The next morning we picked a spot on the mountain for you and I carried you to it. You were so heavy but I needed to do that for some reason. We laid you there with your favourite red ball. Sometimes that ball seemed to be the only thing in the world that mattered more to you than I did.
And so you were buried.
I kept thinking: how do parents survive a loss of their child? If this is what it feels like to lose your dog, I could never survive that.
Then, it was guilt and blame. Did we miss the signs? Could we have prevented this? What if, what if, what if. Still.
I was thankful that we had Jack to cuddle but more importantly to force us back to the forest and the beach. We each had a good howl with him 2 days after you died. Cathartic acts for all of us.
Next came the existential thoughts. Life is so short. What is the purpose of my life?

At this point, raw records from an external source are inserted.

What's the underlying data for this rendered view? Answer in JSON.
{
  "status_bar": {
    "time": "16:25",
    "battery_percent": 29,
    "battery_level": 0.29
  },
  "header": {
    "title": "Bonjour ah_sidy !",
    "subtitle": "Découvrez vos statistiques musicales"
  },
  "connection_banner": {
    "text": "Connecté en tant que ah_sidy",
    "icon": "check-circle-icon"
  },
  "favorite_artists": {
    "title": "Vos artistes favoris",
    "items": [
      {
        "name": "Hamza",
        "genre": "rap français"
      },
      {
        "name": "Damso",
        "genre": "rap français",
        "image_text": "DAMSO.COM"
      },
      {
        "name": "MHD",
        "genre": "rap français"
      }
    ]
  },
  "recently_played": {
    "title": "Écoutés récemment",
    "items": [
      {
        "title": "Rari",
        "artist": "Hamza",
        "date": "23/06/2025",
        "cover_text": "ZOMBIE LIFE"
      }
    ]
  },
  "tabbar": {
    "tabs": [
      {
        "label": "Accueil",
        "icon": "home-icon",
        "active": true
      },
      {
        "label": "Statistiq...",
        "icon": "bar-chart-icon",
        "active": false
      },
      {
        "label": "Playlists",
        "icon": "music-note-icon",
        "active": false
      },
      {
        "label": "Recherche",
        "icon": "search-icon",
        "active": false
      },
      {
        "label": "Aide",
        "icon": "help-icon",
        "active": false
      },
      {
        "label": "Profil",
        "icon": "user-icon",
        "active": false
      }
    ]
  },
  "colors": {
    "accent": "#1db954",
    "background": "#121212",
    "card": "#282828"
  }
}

How much you tried to teach me. You whole-heartedly threw your self, body and soul into everything you did. There is only now. Time to run? Run like hell. Time to relax? Find the warmest spot and get yourself in the most comfortable position and let your jowls hang out. There is only now, and we should be doing something important like chasing balls or cuddling or enjoying whatever’s in the oven making those really good smells.
It was almost like you knew there was no time to waste. Life is so damn short! So I wondered: what am I doing that matters? What matters to me? Why do I procrastinate on this or that? How can I appreciate NOW and THIS more?
So I guess in writing this, I am trying to be more present to all the thoughts that have been milling around in my head. To acknowledge that even if I’m done crying every damn day, I still have some more tears to shed. I still miss you.
Thanks for the lessons and the memories.